Варьке через полгода должно было стукнуть двадцать пять. Но по совокупности выглядела она лет на шестнадцать. А без того, что помещалось в двух чашках ее бюстгальтера третьего размера, Варьке при росте метр с кепкой и кукольным личиком сложно было дать больше тринадцати. При всем при этом котелок у девчонки варил дай Бог каждому взрослому мужику.

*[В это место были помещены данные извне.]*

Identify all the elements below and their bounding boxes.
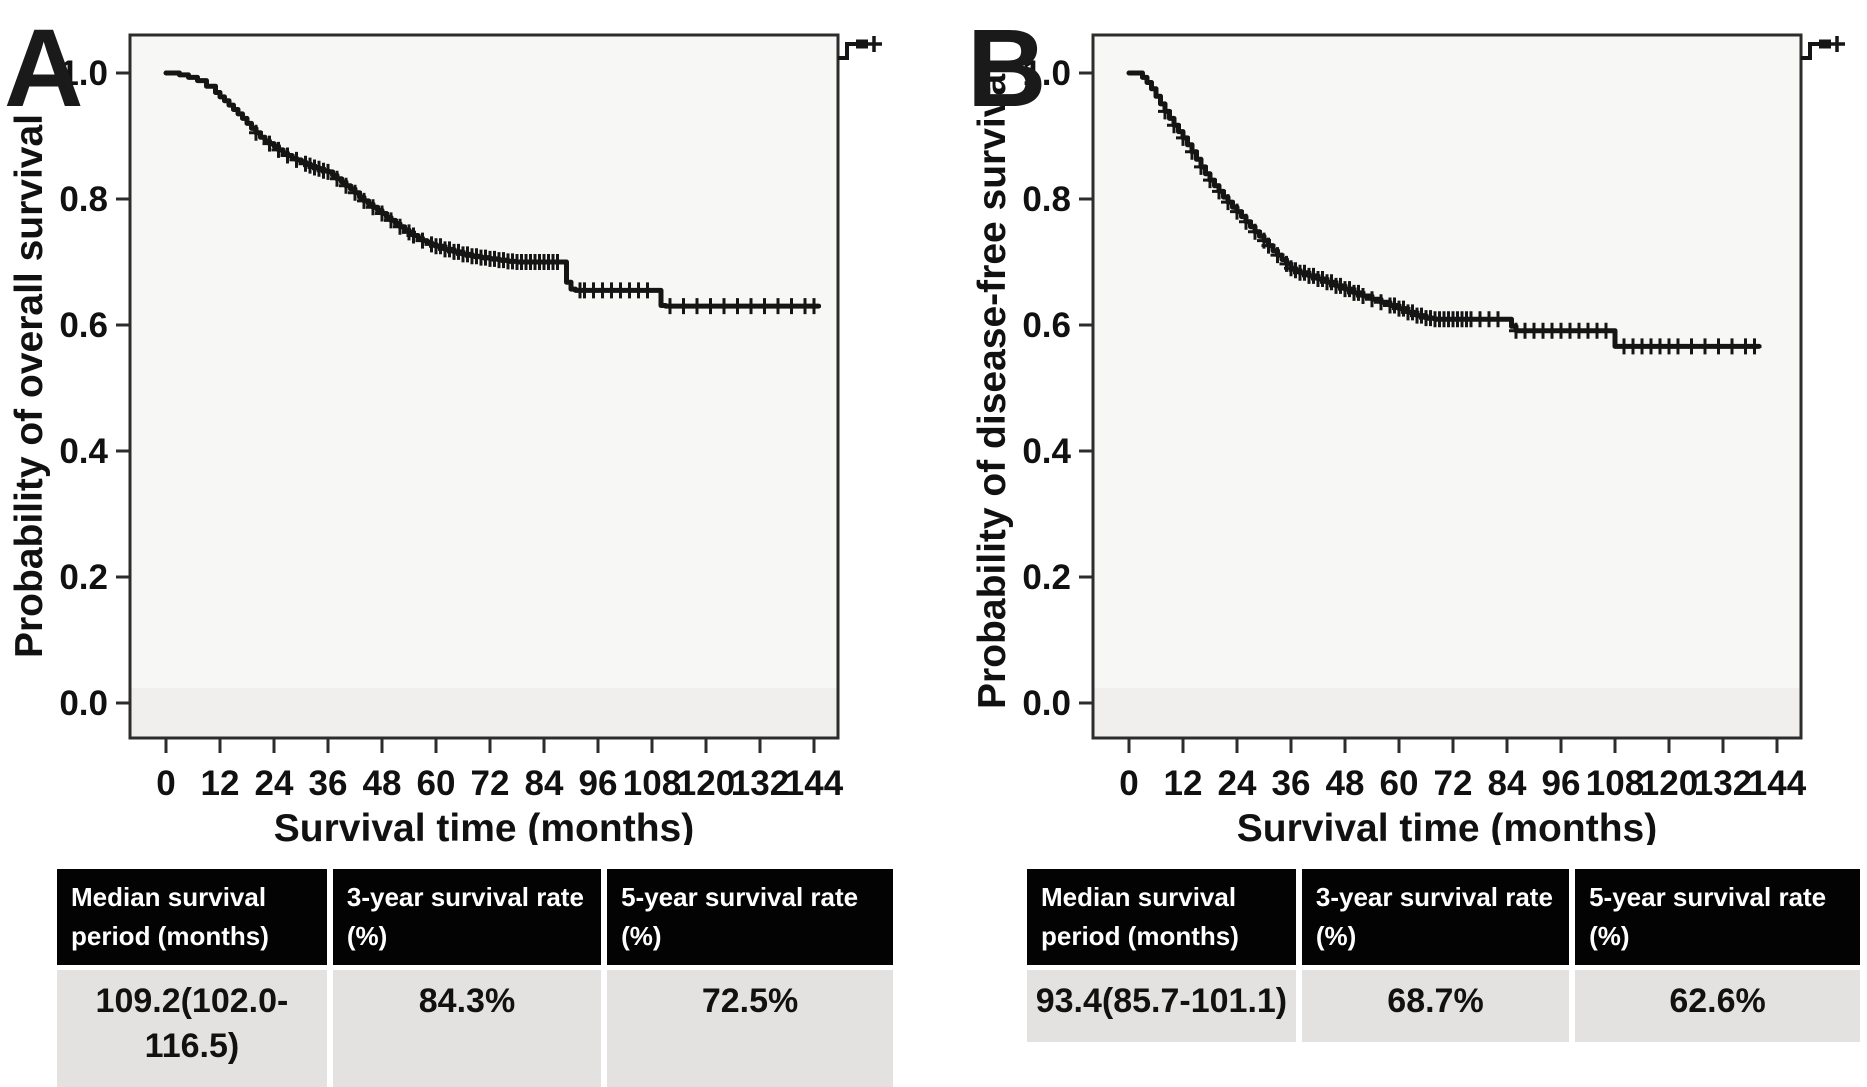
censor-marks	[1158, 103, 1762, 355]
km-chart-disease-free-survival: 1.0 0.8 0.6 0.4 0.2 0.0 0 12 24 36 48 60 72 84 96 10812…	[967, 7, 1845, 845]
y-axis-label: Probability of disease-free survival	[971, 63, 1014, 709]
y-tick-label: 0.4	[1022, 432, 1071, 471]
x-tick-label: 36	[309, 764, 348, 803]
x-tick-label: 36	[1272, 764, 1311, 803]
corner-censored-glyph-plus-icon	[1829, 36, 1845, 52]
y-tick-label: 0.8	[1022, 180, 1071, 219]
x-axis-label: Survival time (months)	[1237, 807, 1657, 845]
x-axis-label: Survival time (months)	[274, 807, 694, 845]
x-tick-label: 120	[677, 764, 735, 803]
corner-censored-glyph-plus-icon	[866, 36, 882, 52]
value-median-survival: 93.4(85.7-101.1)	[1027, 970, 1302, 1042]
x-tick-label: 72	[1434, 764, 1473, 803]
corner-censored-glyph-step	[1801, 42, 1825, 60]
y-tick-label: 1.0	[59, 54, 108, 93]
plot-border	[1091, 33, 1803, 740]
x-tick-label: 24	[1218, 764, 1257, 803]
value-5-year-rate: 62.6%	[1575, 970, 1860, 1042]
plot-area-lower-band	[130, 688, 838, 738]
header-5-year-rate: 5-year survival rate (%)	[607, 869, 893, 970]
survival-stats-table-a: Median survival period (months) 3-year s…	[57, 869, 893, 1087]
x-tick-label: 144	[1748, 764, 1807, 803]
x-tick-label: 108	[1586, 764, 1644, 803]
value-3-year-rate: 84.3%	[332, 970, 608, 1087]
x-tick-label: 132	[731, 764, 789, 803]
header-5-year-rate: 5-year survival rate (%)	[1575, 869, 1860, 970]
censor-marks	[249, 124, 821, 315]
panel-disease-free-survival: 1.0 0.8 0.6 0.4 0.2 0.0 0 12 24 36 48 60 72 84 96 108 12…	[934, 0, 1867, 1050]
plot-border	[128, 33, 840, 740]
x-tick-label: 144	[785, 764, 844, 803]
plot-area-lower-band	[1093, 688, 1801, 738]
table-value-row: 93.4(85.7-101.1) 68.7% 62.6%	[1027, 970, 1860, 1042]
x-tick-label: 84	[1488, 764, 1527, 803]
y-tick-label: 0.6	[1022, 306, 1071, 345]
x-tick-label: 48	[363, 764, 402, 803]
x-tick-label: 0	[156, 764, 175, 803]
survival-stats-table-b: Median survival period (months) 3-year s…	[1027, 869, 1860, 1042]
x-tick-label: 48	[1326, 764, 1365, 803]
x-tick-label: 108	[623, 764, 681, 803]
plot-area	[130, 35, 838, 738]
header-median-survival: Median survival period (months)	[57, 869, 333, 970]
x-tick-label: 60	[417, 764, 456, 803]
x-tick-label: 0	[1119, 764, 1138, 803]
corner-censored-glyph-step	[838, 42, 862, 60]
x-tick-label: 72	[471, 764, 510, 803]
panel-overall-survival: 1.0 0.8 0.6 0.4 0.2 0.0 0 12 24 36 48 60 72 84 96 108 12…	[0, 0, 933, 1087]
y-tick-label: 0.2	[59, 558, 108, 597]
header-median-survival: Median survival period (months)	[1027, 869, 1302, 970]
x-tick-label: 12	[201, 764, 240, 803]
y-tick-label: 0.2	[1022, 558, 1071, 597]
y-tick-label: 0.6	[59, 306, 108, 345]
x-tick-label: 96	[1542, 764, 1581, 803]
table-value-row: 109.2(102.0-116.5) 84.3% 72.5%	[57, 970, 893, 1087]
x-tick-label: 60	[1380, 764, 1419, 803]
x-tick-label: 120	[1640, 764, 1698, 803]
table-header-row: Median survival period (months) 3-year s…	[57, 869, 893, 970]
value-5-year-rate: 72.5%	[607, 970, 893, 1087]
value-median-survival: 109.2(102.0-116.5)	[57, 970, 333, 1087]
header-3-year-rate: 3-year survival rate (%)	[332, 869, 608, 970]
x-tick-label: 84	[525, 764, 564, 803]
x-tick-label: 96	[579, 764, 618, 803]
value-3-year-rate: 68.7%	[1301, 970, 1576, 1042]
x-tick-label: 12	[1164, 764, 1203, 803]
plot-area	[1093, 35, 1801, 738]
table-header-row: Median survival period (months) 3-year s…	[1027, 869, 1860, 970]
y-tick-label: 0.8	[59, 180, 108, 219]
x-tick-label: 24	[255, 764, 294, 803]
x-tick-label: 132	[1694, 764, 1752, 803]
panel-letter: B	[967, 7, 1046, 130]
y-tick-label: 0.0	[59, 684, 108, 723]
y-tick-label: 0.0	[1022, 684, 1071, 723]
km-chart-overall-survival: 1.0 0.8 0.6 0.4 0.2 0.0 0 12 24 36 48 60 72 84 96 10812…	[4, 7, 882, 845]
y-tick-label: 1.0	[1022, 54, 1071, 93]
y-tick-label: 0.4	[59, 432, 108, 471]
header-3-year-rate: 3-year survival rate (%)	[1301, 869, 1576, 970]
panel-letter: A	[4, 7, 83, 130]
y-axis-label: Probability of overall survival	[8, 114, 51, 658]
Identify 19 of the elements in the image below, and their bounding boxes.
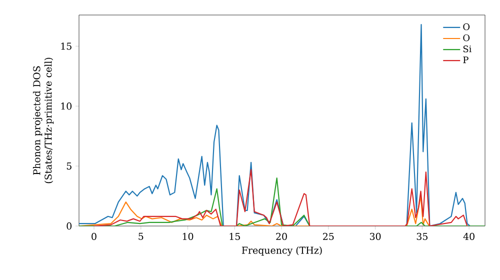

За два года до войны, когда у нее была еще абсолютно плоская грудь, а до первых месячных оставалось несколько лет, она бросила работу счетовода в конторе захолустного Карачева и отправилась в Москву за лучшей жизнью. Москву с наскока ей покорить не удалось. Сказалась анкета, подпорченная ее отцом, осужденным в 37-ом году. К счастью, был он осужден с последующей конфискацией и дальней дорогой в сторону Бийска не по политической 58-ой, а всего лишь как коммерсант, не заплативший вовремя налоги. В итоге 22-ое июня, когда, глядя на репродуктор с голосом Молотова, молодежь примеряла дырки под ордена у себя на рубахах, а взрослые бабы чуток тревожно теребили уголки платков, Варька встретила в тридцати километрах от Кремля на территории подмосковного завода "Акрихин", выпускавшего лекарства для строителей Коммунизма. Хинин под маркой "акрихин" от лихорадки и еще куча всего полезного из домашней аптечки.
Вынесенный через проходную "Акрихина" стрептоцид и спирт в годы войны неплохо поддержали девчонку. Понятное дело, литром спирта в день сыт не будешь, да и стрептоцид вместо масла на хлеб не намажешь. Это все левое богатство нужно было еще как-то превращать во что-то более легальное, попутно не загремев по стопам отца в места не столь отдаленные. Помогало в этом Варьке ее умение находить нужных людей, входить к ним в доверие и, разумеется, делиться с ними прибылью.
К лету сорок пятого у нее была отдельная комната с окном на делянку картошки перед лесом и отличная, небольших размеров сеть по сбыту спирта за пределами заводского поселка. В основном в Салтыковке и бывшей Обираловке. И хотя бездонный черный рынок готов был переварить в десятки раз больший объём разведенного и подкрашенного чаем спирта, который могла добыть Варька на Акрихине, за количеством она не гналась. Лучше меньше, да лучше, как говаривал дедушка Ленин.
С лекарствами дело обстояло одновременно и сложнее, и проще. С провизорами и докторами у Варьки так и не сложились надежные деловые отношения. Да и в случае чего они бы сразу на нее и указали компетентным органам. На толкучке в Салтыковке из-под полы продать порошок постороннему человеку было тоже сложно. Все-таки это не спирт под видом самогона, выдаваемого за коньяк и покупаемого постоянными клиентами с рабочей печенью. Стрептоцид нужен был только хворым. Сегодня он заглядывает к тебе в глаза, подхватив какой-нибудь триппер, а завтра, подлатав организм, уже о тебе и не думает. Зато бывший больной иногда оказывался способен подсказать своему приятелю, попавшему в подобную, как и он ранее, беду. Мол, есть у меня контакты среди летунов, которым раз плюнуть достать нужное снадобье... "И не надо никому объяснять, почему у тебя явно небоевые пробоины в шкуре. Да и сам-то ты понимаешь, что вылечить можно только стрептоцидом. Диагноз-то очевиден. Рюмка чая у этой фрау для пятерых из нашей части закончился точно так же. Тем более, что войне уже конец. Не за горами "бери шинель, пошли домой". Там твоя баба, а ты с триппером. Она тебя точно не поймет. Ну, чо? Засылать гонца к летунам? Если порошка нет сегодня, так через пару дней привезут свежачок. Потерпишь?"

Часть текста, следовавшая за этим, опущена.